John-Clark Levin and George Posner well may hold a new record for social networking. Not online social networking where people talk about themselves in the third person and take quizzes like “If you were pasta, what kind of noodle would you be?”
Theirs is Social Networking Version 1.0. In the time before Facebook, there was face to face; and before MySpace, there was welcome to my personal space.
Levin, of Ojai, and his college buddy George Posner recently set the world record for shaking hands. Earlier this month, they pressed the flesh for 10 hours, 10 minutes and 10 seconds to achieve their 15 minutes of fame.
I would have imagined this endurance title would be held by a politician 17 points behind in the polls or a Big 10 university president handing out sheepskin rather than these two freshmen at Claremont McKenna College in the San Gabriel Valley.
The college stunt is hardly new to this generation. Youth of bygone eras danced until they dropped. And of course baby boomers did that thing we did so well: Grow hair. Undergraduates have been known to swallow goldfish or pack themselves into a phone booth.
With nary a phone booth to be found these days, what can a guy do to raise money for charity?
Levin hit upon this obscure form of marathon while surfing the Internet looking for a Guinness World Record to break. He suggested it to Posner, a native of Brookline, Mass., who had been looking for a way to raise cash for the Cancer Research Institute, which funds studies of immunological approaches to conquering cancer.
Levin saw the record in their grasp. After all, shaking hands was something they could do right on campus and it wasn’t dangerous like juggling chain saws, Levin rightly observed.
What could be the downside of a marathon handshaking, they asked themselves? A few blisters maybe. So they went for it.
Posner, an engineering major, set about enhancing their performance. To prevent the friction that could result from sweaty palms, he discovered spritzing isopropyl alcohol into their clenched hands would dry them rapidly. Not to mention keep swine flu at bay.
Applying the laws of physics, he determined the best way to save energy and prevent the possibility that their motion might stop accidentally was for one of them to do the shaking while the other rested. In this one oddball case, a limp grip is a winning strategy.
They went into training, practicing a few hours at a stretch while they ate, a regimen that drew more than a few stares from fellow diners who thought they might have lost their grip on reality.
As for bathroom breaks, they decided to gut it out. The camera and its operator, which Guinness World Records requires to record every second, would have to accompany them into the men’s room. Neither relished the thought of that footage going viral on YouTube.
Their attempt started at 10:14 a.m. May 5 in the college’s auditorium. Students stopped by throughout the day to check on their progress, they reported.
While it beats watching grass grow hands down, the stunt was hardly electrifying.
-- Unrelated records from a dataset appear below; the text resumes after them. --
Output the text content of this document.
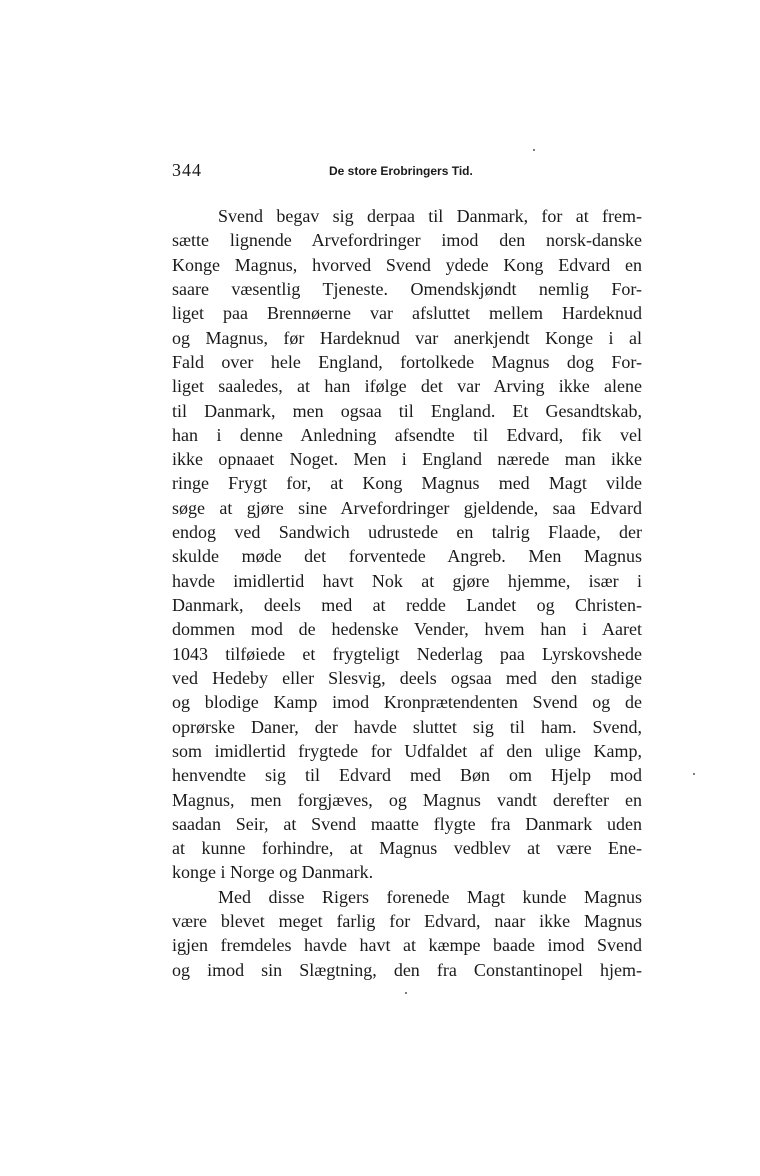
344	De store Erobringers Tid.
Svend begav sig derpaa til Danmark, for at frem-
sætte lignende Arvefordringer imod den norsk-danske
Konge Magnus, hvorved Svend ydede Kong Edvard en
saare væsentlig Tjeneste. Omendskjøndt nemlig For-
liget paa Brennøerne var afsluttet mellem Hardeknud
og Magnus, før Hardeknud var anerkjendt Konge i al
Fald over hele England, fortolkede Magnus dog For-
liget saaledes, at han ifølge det var Arving ikke alene
til Danmark, men ogsaa til England. Et Gesandtskab,
han i denne Anledning afsendte til Edvard, fik vel
ikke opnaaet Noget. Men i England nærede man ikke
ringe Frygt for, at Kong Magnus med Magt vilde
søge at gjøre sine Arvefordringer gjeldende, saa Edvard
endog ved Sandwich udrustede en talrig Flaade, der
skulde møde det forventede Angreb. Men Magnus
havde imidlertid havt Nok at gjøre hjemme, især i
Danmark, deels med at redde Landet og Christen-
dommen mod de hedenske Vender, hvem han i Aaret
1043 tilføiede et frygteligt Nederlag paa Lyrskovshede
ved Hedeby eller Slesvig, deels ogsaa med den stadige
og blodige Kamp imod Kronprætendenten Svend og de
oprørske Daner, der havde sluttet sig til ham. Svend,
som imidlertid frygtede for Udfaldet af den ulige Kamp,
henvendte sig til Edvard med Bøn om Hjelp mod
Magnus, men forgjæves, og Magnus vandt derefter en
saadan Seir, at Svend maatte flygte fra Danmark uden
at kunne forhindre, at Magnus vedblev at være Ene-
konge i Norge og Danmark.
Med disse Rigers forenede Magt kunde Magnus
være blevet meget farlig for Edvard, naar ikke Magnus
igjen fremdeles havde havt at kæmpe baade imod Svend
og imod sin Slægtning, den fra Constantinopel hjem-
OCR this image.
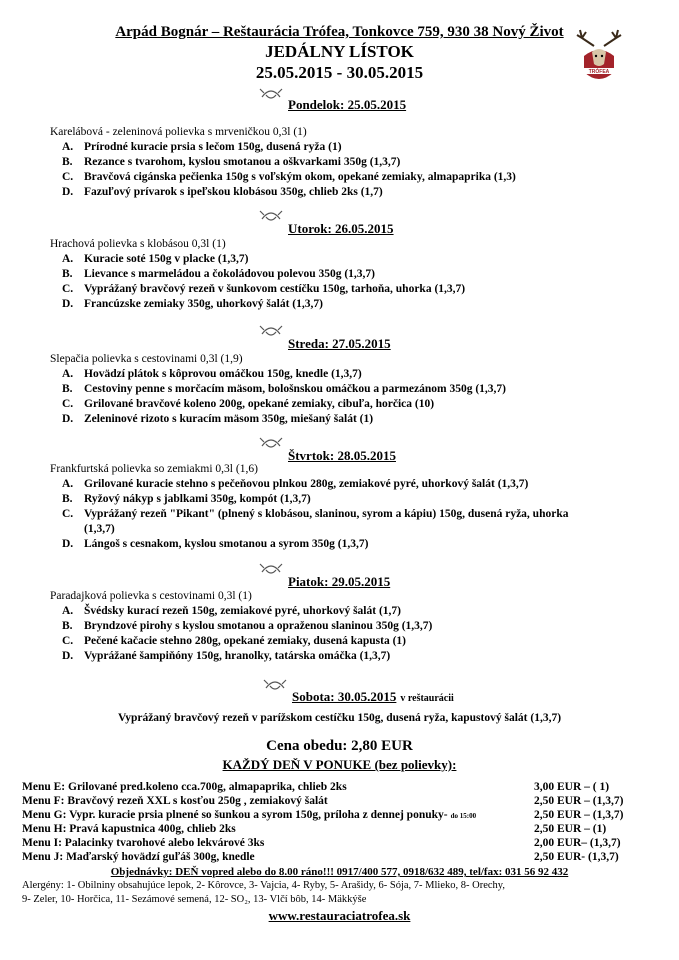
Arpád Bognár – Reštaurácia Trófea, Tonkovce 759, 930 38 Nový Život
JEDÁLNY LÍSTOK
25.05.2015 - 30.05.2015	TRÓFEA
Pondelok: 25.05.2015
Karelábová - zeleninová polievka s mrveničkou 0,3l (1)
A. Prírodné kuracie prsia s lečom 150g, dusená ryža (1)
B. Rezance s tvarohom, kyslou smotanou a oškvarkami 350g (1,3,7)
C. Bravčová cigánska pečienka 150g s voľským okom, opekané zemiaky, almapaprika (1,3)
D. Fazuľový prívarok s ipeľskou klobásou 350g, chlieb 2ks (1,7)
Utorok: 26.05.2015
Hrachová polievka s klobásou 0,3l (1)
A. Kuracie soté 150g v placke (1,3,7)
B. Lievance s marmeládou a čokoládovou polevou 350g (1,3,7)
C. Vyprážaný bravčový rezeň v šunkovom cestíčku 150g, tarhoňa, uhorka (1,3,7)
D. Francúzske zemiaky 350g, uhorkový šalát (1,3,7)
Streda: 27.05.2015
Slepačia polievka s cestovinami 0,3l (1,9)
A. Hovädzí plátok s kôprovou omáčkou 150g, knedle (1,3,7)
B. Cestoviny penne s morčacím mäsom, bološnskou omáčkou a parmezánom 350g (1,3,7)
C. Grilované bravčové koleno 200g, opekané zemiaky, cibuľa, horčica (10)
D. Zeleninové rizoto s kuracím mäsom 350g, miešaný šalát (1)
Štvrtok: 28.05.2015
Frankfurtská polievka so zemiakmi 0,3l (1,6)
A. Grilované kuracie stehno s pečeňovou plnkou 280g, zemiakové pyré, uhorkový šalát (1,3,7)
B. Ryžový nákyp s jablkami 350g, kompót (1,3,7)
C. Vyprážaný rezeň "Pikant" (plnený s klobásou, slaninou, syrom a kápiu) 150g, dusená ryža, uhorka
(1,3,7)
D. Lángoš s cesnakom, kyslou smotanou a syrom 350g (1,3,7)
Piatok: 29.05.2015
Paradajková polievka s cestovinami 0,3l (1)
A. Švédsky kurací rezeň 150g, zemiakové pyré, uhorkový šalát (1,7)
B. Bryndzové pirohy s kyslou smotanou a opraženou slaninou 350g (1,3,7)
C. Pečené kačacie stehno 280g, opekané zemiaky, dusená kapusta (1)
D. Vyprážané šampiňóny 150g, hranolky, tatárska omáčka (1,3,7)
Sobota: 30.05.2015 v reštaurácii
Vyprážaný bravčový rezeň v parížskom cestíčku 150g, dusená ryža, kapustový šalát (1,3,7)
Cena obedu: 2,80 EUR
KAŽDÝ DEŇ V PONUKE (bez polievky):
Menu E: Grilované pred.koleno cca.700g, almapaprika, chlieb 2ks	3,00 EUR – ( 1)
Menu F: Bravčový rezeň XXL s kosťou 250g , zemiakový šalát	2,50 EUR – (1,3,7)
Menu G: Vypr. kuracie prsia plnené so šunkou a syrom 150g, príloha z dennej ponuky- do 15:00	2,50 EUR – (1,3,7)
Menu H: Pravá kapustnica 400g, chlieb 2ks	2,50 EUR – (1)
Menu I: Palacinky tvarohové alebo lekvárové 3ks	2,00 EUR– (1,3,7)
Menu J: Maďarský hovädzí guľáš 300g, knedle	2,50 EUR- (1,3,7)
Objednávky: DEŇ vopred alebo do 8.00 ráno!!! 0917/400 577, 0918/632 489, tel/fax: 031 56 92 432
Alergény: 1- Obilniny obsahujúce lepok, 2- Kôrovce, 3- Vajcia, 4- Ryby, 5- Arašidy, 6- Sója, 7- Mlieko, 8- Orechy,
9- Zeler, 10- Horčica, 11- Sezámové semená, 12- SO₂, 13- Vlčí bôb, 14- Mäkkýše
www.restauraciatrofea.sk
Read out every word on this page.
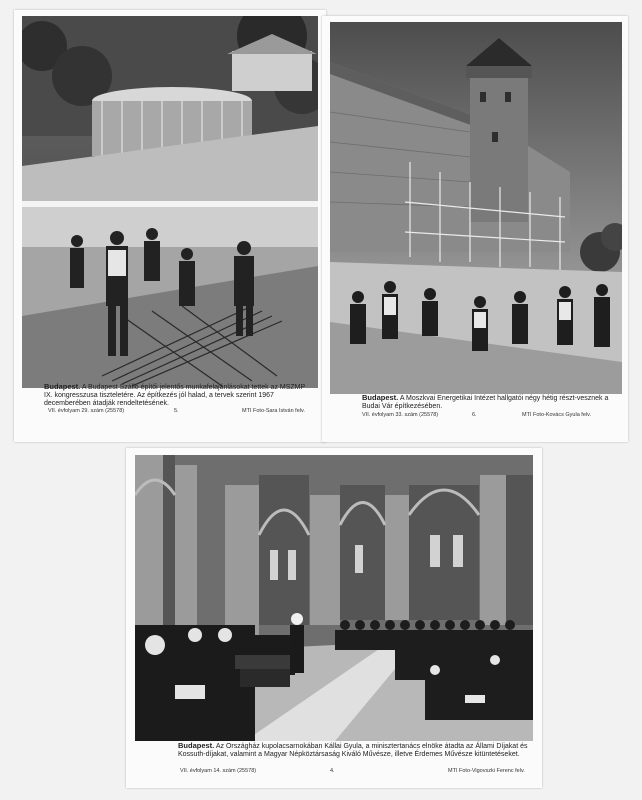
Budapest. A Budapest Szálló építői jelentős munkafelajánlásokat tettek az MSZMP IX. kongresszusa tiszteletére. Az építkezés jól halad, a tervek szerint 1967 decemberében átadják rendeltetésének.
VII. évfolyam 29. szám (25578)	5.	MTI Foto-Sara István felv.
Budapest. A Moszkvai Energetikai Intézet hallgatói négy hétig részt-vesznek a Budai Vár építkezésében.
VII. évfolyam 33. szám (25578)	6.	MTI Foto-Kovács Gyula felv.
Budapest. Az Országház kupolacsarnokában Kállai Gyula, a minisztertanács elnöke átadta az Állami Díjakat és Kossuth-díjakat, valamint a Magyar Népköztársaság Kiváló Művésze, illetve Érdemes Művésze kitüntetéseket.
VII. évfolyam 14. szám (25578)	4.	MTI Foto-Vigovszki Ferenc felv.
Levin figures the only job that might prepare one for it is working on an assembly line.
Through e-mails, the campus was alerted to the fact the pair would break the record at 8:14 p.m. And a crowd gathered to watch them best the previous mark, set by two naval intelligence officers in Hawaii, also for charity.
In all, Levin and Posner raised about $1,000 in pledges for the Cancer Research Institute.
Only slightly less tedious than shaking hands was compiling the proof for the Guinness World Records. The materials, including a video and notarized witness statement, had to be mailed to England for verification. Levin and Posner hope to hear by the end of the month if they have made handshaking history.
I asked Posner if the experience had given him insight into the pleasure and purpose of this simple greeting.
“The handshake, although originally western, is a nearly universally accepted symbol of goodwill,” he said. “I found it to be very functional, friendly and old-fashioned.”
I don’t need to shake a person’s hand for 10 hours to wonder if in all this high-tech networking we lose the human touch. A handshake is a socially acceptable way to feel the skin of another human being and to look that person in the eye and to get a measure of him or her. It is such a personal gesture because while doing it is impossible to hold that person at arm’s length.
Virtual social networking connects us in many interesting ways, those silly quizzes not withstanding. But this real form of social networking underscores something basic in our humanity.
As someone astutely observed. Life is and always will be a contact sport.